En quoi consisterait une telle vision et pourquoi, à votre avis, elle n’a pas pu émerger?

Concrètement, le point de départ pourrait procéder de la sagesse qui nous dit que la société algérienne est plurielle de tous les points de vue. Cette pluralité est un fait qu’il faut associer à une richesse. Toute tentative idéologique de la liquider nécessitera de la violence et engendrera de la violence.

Par conséquent, la vision d’une Algérie future doit s’articuler sur la nécessaire construction d’un cadre institutionnel et légal qui fera de l’état le garant de cette pluralité. Si cette vision était partagée par les différents courants qui traversent le mouvement populaire, structurer celui-ci dans la pluralité deviendra chose possible sans crainte de division; la préservation de la pluralité étant le cas échéant dans l’intérêt de tout le monde.

On peut avancer trois raisons pour expliquer l’absence de cette réflexion. La première est qu’on n’en a tout simplement pas encore pris conscience. Si c’est le cas, il faut le dire et insister sur le fait qu’elle doit avoir lieu parce que l’avenir du mouvement en dépend. La seconde est qu’au contraire, on en a conscience mais les volontés sont paralysées par la peur des déchirements idéologiques. Or cette peur, certainement justifiée, doit imposer aux esprits un sens de la responsabilité et de la prudence, mais elle ne doit pas les empêcher de franchir le pas qui permettra au mouvement populaire d’être une force alternative et active de proposition, et non pas seulement une force de rejet. Quant à la troisième raison possible, la comprendre nécessite d’abord de distinguer l’opposition traditionnelle (rejointe par un certain nombre de figures ayant appartenu au système pendant des décennies et ne l’ont quitté que parce que le système n’en voulait plus) et le mouvement populaire.

Le premier n’est pas à l’origine du second; c’est un fait. Or l’opposition, à en juger par les déclarations des uns et les appels des autres, et tout en avançant masquée, cherche à chevaucher la vague du mouvement populaire. Le problème est qu’en dehors de cet objectif, l’opposition algérienne n’est pas homogène. Pire, elle est prisonnière des schémas des années 1990 qui, quel que soit l’encrage idéologique, ne conçoit l’avenir qu’à partir du prisme de l’exclusion. Si je dis qu’ils avancent masqués c’est précisément dans le sens qu’ils pensent imposer une orientation idéologique bien définie une fois l’obstacle de l’armée levé. Voilà pourquoi ils ne peuvent pas participer à articuler la vision dont je vous parle. Le grand perdant c’est à l’évidence le mouvement populaire.

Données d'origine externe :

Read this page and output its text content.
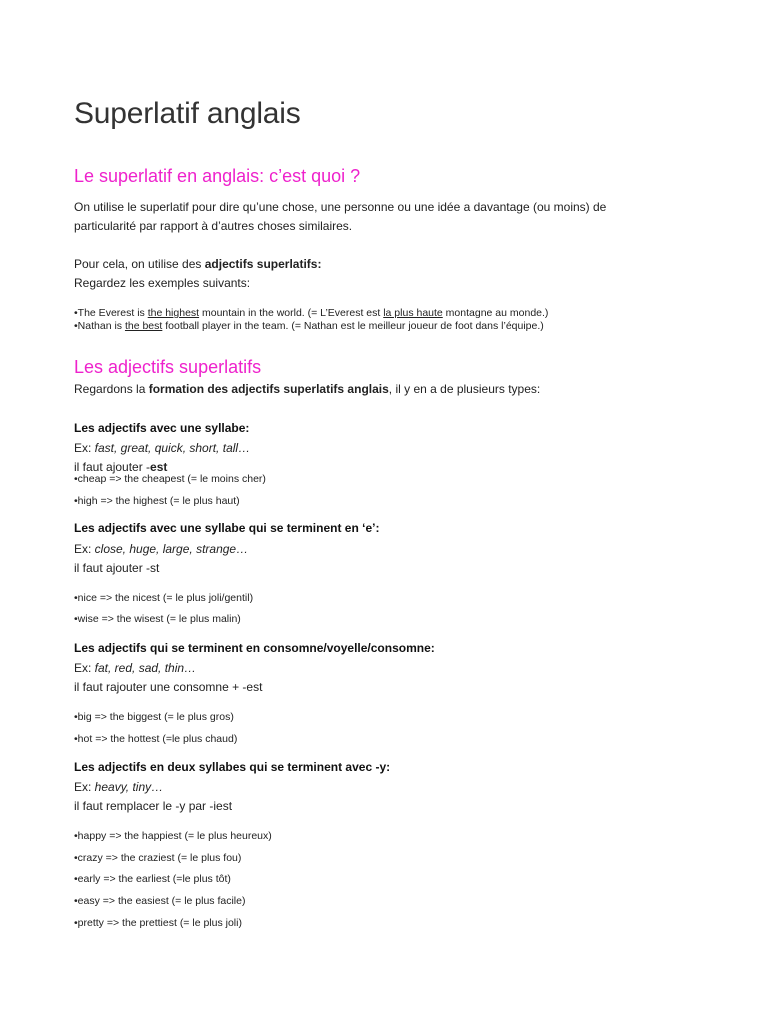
Superlatif anglais
Le superlatif en anglais: c’est quoi ?
On utilise le superlatif pour dire qu’une chose, une personne ou une idée a davantage (ou moins) de
particularité par rapport à d’autres choses similaires.
Pour cela, on utilise des adjectifs superlatifs:
Regardez les exemples suivants:
•The Everest is the highest mountain in the world. (= L’Everest est la plus haute montagne au monde.)
•Nathan is the best football player in the team. (= Nathan est le meilleur joueur de foot dans l’équipe.)
Les adjectifs superlatifs
Regardons la formation des adjectifs superlatifs anglais, il y en a de plusieurs types:
Les adjectifs avec une syllabe:
Ex: fast, great, quick, short, tall…
il faut ajouter -est
•cheap => the cheapest (= le moins cher)
•high => the highest (= le plus haut)
Les adjectifs avec une syllabe qui se terminent en ‘e’:
Ex: close, huge, large, strange…
il faut ajouter -st
•nice => the nicest (= le plus joli/gentil)
•wise => the wisest (= le plus malin)
Les adjectifs qui se terminent en consomne/voyelle/consomne:
Ex: fat, red, sad, thin…
il faut rajouter une consomne + -est
•big => the biggest (= le plus gros)
•hot => the hottest (=le plus chaud)
Les adjectifs en deux syllabes qui se terminent avec -y:
Ex: heavy, tiny…
il faut remplacer le -y par -iest
•happy => the happiest (= le plus heureux)
•crazy => the craziest (= le plus fou)
•early => the earliest (=le plus tôt)
•easy => the easiest (= le plus facile)
•pretty => the prettiest (= le plus joli)
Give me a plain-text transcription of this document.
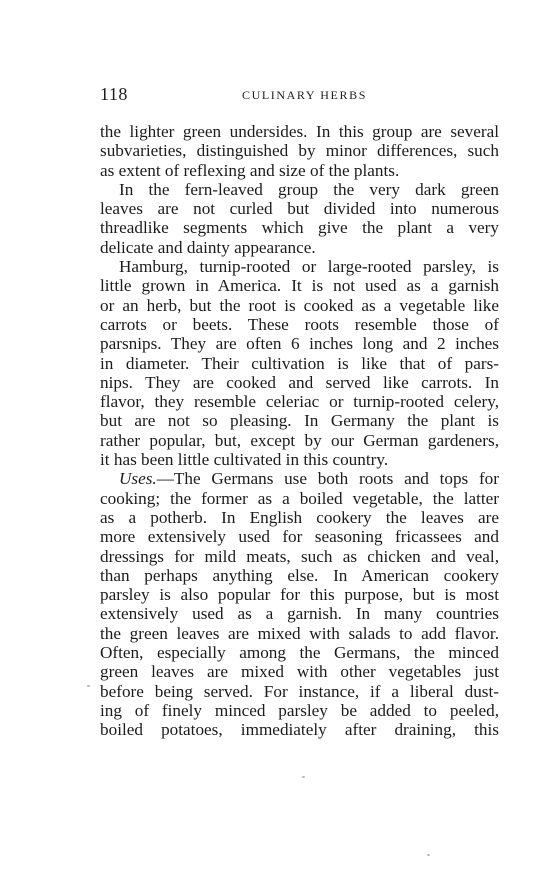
118	CULINARY HERBS
the lighter green undersides. In this group are several
subvarieties, distinguished by minor differences, such
as extent of reflexing and size of the plants.
In the fern-leaved group the very dark green
leaves are not curled but divided into numerous
threadlike segments which give the plant a very
delicate and dainty appearance.
Hamburg, turnip-rooted or large-rooted parsley, is
little grown in America. It is not used as a garnish
or an herb, but the root is cooked as a vegetable like
carrots or beets. These roots resemble those of
parsnips. They are often 6 inches long and 2 inches
in diameter. Their cultivation is like that of pars-
nips. They are cooked and served like carrots. In
flavor, they resemble celeriac or turnip-rooted celery,
but are not so pleasing. In Germany the plant is
rather popular, but, except by our German gardeners,
it has been little cultivated in this country.
Uses.—The Germans use both roots and tops for
cooking; the former as a boiled vegetable, the latter
as a potherb. In English cookery the leaves are
more extensively used for seasoning fricassees and
dressings for mild meats, such as chicken and veal,
than perhaps anything else. In American cookery
parsley is also popular for this purpose, but is most
extensively used as a garnish. In many countries
the green leaves are mixed with salads to add flavor.
Often, especially among the Germans, the minced
green leaves are mixed with other vegetables just
before being served. For instance, if a liberal dust-
ing of finely minced parsley be added to peeled,
boiled potatoes, immediately after draining, this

Beaucoup de slogans ont affiché une crainte de voir le régime militaire prendre le dessus sur l’état civil. Cette crainte est-elle justifiée?

Cette crainte, on peut en tout cas l’expliquer par l’incertitude concernant les intentions de l’armée. Pour de multiples raisons, l’armée demeure l’institution centrale de l’édifice étatique algérien, et elle dispose d’une influence considérable, clairement démesurée. C’est une réalité indéniable. Mais elle n’a jamais gouverné seule. L’interface avec la population a toujours été assurée soit par un dispositif civil (présidence, partis politiques, associations, gens d’affaires, etc.) soit par les services de renseignement.

Maintenant que la situation politique du pays a fait voler en éclats cette interface, l’armée a été forcée de sortir de l’ombre et de communiquer directement. Or, elle communique mal et ceux qui tentent de relayer son point de vue après chaque discours du chef d’état-major le font avec encore moins de compétence, sans compter qu’ils sont honnis par la population. D’où l’impasse.

Par exemple, lorsque l’armée affiche une volonté de maintenir les mécanismes de la transition dans le cadre de la constitution (ce qui est a priori tout à fait légitime), alors que généralement le réflexe des armées dans pareils cas est de suspendre la constitution, la réaction de rejet est viscérale et va même jusqu’à préférer l’aventurisme de la suspension du droit. Tout cela parce qu’on n’est pas certain de ce que l’armée cherche à accomplir exactement, ou plutôt parce qu’on la soupçonne de vouloir reproduire le système en dessous des exigences d’un état de droit.

Le fond du problème est que l’armée joue un rôle politique qui n’est pas le sien. Mais eu égard au fait qu’elle est – pour le dire de façon abrupte, mais sans exagération, et sans souhaiter que cet état de fait perdure – la colonne vertébrale de l’état algérien, la solution n’est pas dans l’appel que lui lancent certaines figures de l’opposition d’abdiquer et de leur remettre le pouvoir sans autre forme de délégation politique élective. Pas seulement parce que ces figures se gardent bien d’affronter le mouvement populaire pour lui demander de le représenter, mais aussi parce que souvent ces personnalités sont – je le répète – prisonnières des années 1990 et de leurs inerties idéologiques.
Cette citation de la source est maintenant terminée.